Routine et désir : ennemis jurés ou faux procès ?
On l'entend partout. Dans les magazines, chez le coiffeur, entre amies autour d'un verre. « Depuis qu'on vit ensemble, c'est devenu routinier. » « On s'aime, mais le désir n'est plus là. » La routine est devenue le grand coupable idéal de tous les couples qui s'essoufflent. Mais est-ce vraiment si simple ? Et si on avait tort de lui faire porter tous les torts ?
La routine, ce bouc émissaire commode
Soyons honnêtes. Quand le désir s'étiole dans un couple, la routine est la première accusée. Elle est facile à pointer du doigt parce qu'elle est visible, concrète, indéniable. Le même réveil, le même café, le même lit, les mêmes habitudes du soir. La vie à deux finit inévitablement par installer ses rituels et ses automatismes.
Mais la routine en elle-même n'est pas le problème. Ce qui tue le désir, c'est davantage l'invisibilité de l'autre, le fait de ne plus vraiment le regarder, de ne plus l'écouter, de le tenir pour acquis. On peut vivre une vie très routinière et entretenir un désir intact. On peut aussi multiplier les voyages et les surprises tout en ressentant un vide profond.
Ce que dit vraiment la science
Les neurosciences sont formelles : le désir et l'amour ne fonctionnent pas sur les mêmes circuits cérébraux. Le désir est lié à la dopamine, la molécule de la nouveauté et de l'anticipation. L'amour profond, lui, active l'ocytocine, l'hormone de l'attachement et de la sécurité. Ces deux systèmes sont souvent en tension.
La nouveauté stimule effectivement le désir. C'est pourquoi les débuts de relation sont souvent électriques : tout est inconnu, tout est à découvrir. Avec le temps, le cerveau classe l'autre dans la catégorie du familier et réduit naturellement la production de dopamine. Ce n'est pas un échec. C'est de la biologie.
Mais la bonne nouvelle, c'est que ce mécanisme n'est pas une fatalité. Le cerveau peut être relancé. La nouveauté peut être réintroduite, même dans une relation ancienne.
Le vrai ennemi du désir
Si la routine n'est pas seule coupable, qu'est-ce qui tue vraiment le désir dans un couple ? Les spécialistes sont unanimes : c'est le manque de présence, de communication et d'attention à l'autre.
Le désir se nourrit du regard que l'on porte sur son partenaire. Il prospère quand on continue de s'intéresser à lui, de le surprendre, de le voir évoluer. Il s'étiole quand on arrête de se séduire, quand les non-dits s'accumulent, quand la fatigue et le stress prennent toute la place, quand on oublie d'être amant ou maîtresse pour ne rester que parent, colocataire ou associé.

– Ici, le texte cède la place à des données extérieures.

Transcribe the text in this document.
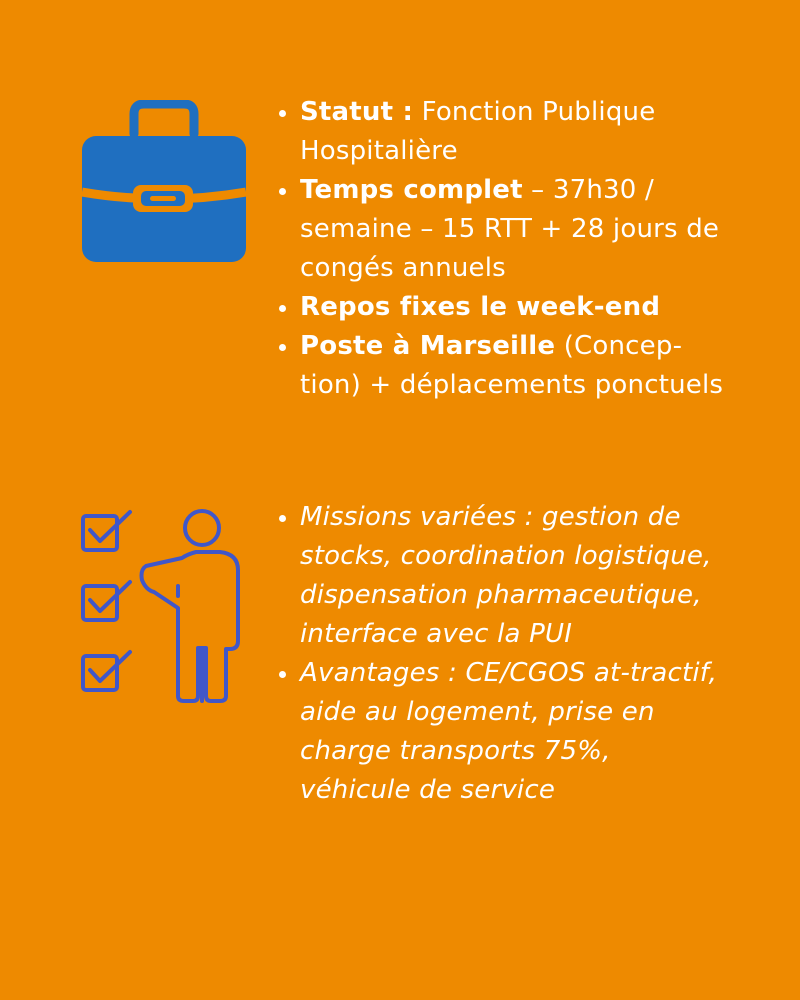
Statut : Fonction Publique Hospitalière
Temps complet – 37h30 / semaine – 15 RTT + 28 jours de congés annuels
Repos fixes le week-end
Poste à Marseille (Concep-tion) + déplacements ponctuels
Missions variées : gestion de stocks, coordination logistique, dispensation pharmaceutique, interface avec la PUI
Avantages : CE/CGOS at-tractif, aide au logement, prise en charge transports 75%, véhicule de service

En Afrique, cette réalité est encore amplifiée par des pressions supplémentaires : les charges familiales élargies, les difficultés économiques, les injonctions sociales et le silence autour de la sexualité dans le couple. On parle peu de désir, encore moins de ses absences. Et ce silence entretient l'illusion que le problème vient de la routine, alors qu'il vient souvent d'ailleurs.
Raviver la flamme sans tout chambouler
Raviver le désir ne nécessite pas forcément de grands bouleversements. Parfois, ce sont les petites attentions qui font la différence. Un message inattendu en pleine journée. Un dîner préparé avec soin un soir de semaine. Un regard appuyé. Un compliment sincère. Le fait de se retrouver seuls, sans enfants, sans téléphone, sans agenda.
Les sexologues et les thérapeutes de couple recommandent aussi d'introduire régulièrement de nouvelles expériences partagées, pas nécessairement dans l'intimité. Découvrir ensemble un endroit, apprendre quelque chose de nouveau, rire ensemble d'une situation inédite suffit parfois à réactiver cette complicité qui nourrit le désir.
Et surtout, oser parler. Dire ce qui manque, ce qui fait envie, ce qui a changé. Le désir se construit aussi avec les mots. Dans beaucoup de couples africains, cette conversation reste taboue. Pourtant, c'est souvent elle qui manque le plus.
La routine peut aussi être une alliée
Voilà ce qu'on dit rarement : la routine peut être le terreau d'un désir durable. La sécurité affective qu'elle procure, le sentiment d'être connu et accepté, la confiance qu'elle installe, tout cela crée les conditions favorables à une intimité profonde et choisie. Un désir qui ne dépend plus de l'adrénaline des débuts, mais d'un choix quotidien de se tourner vers l'autre.
Les couples qui durent ne sont pas ceux qui fuient la routine. Ce sont ceux qui ont appris à la transcender, à y glisser des espaces de légèreté, de surprise et de tendresse. Ceux qui ont compris que le désir ne se trouve pas, il se cultive.
Alors non, la routine ne tue pas le désir. C'est l'indifférence qui le fait.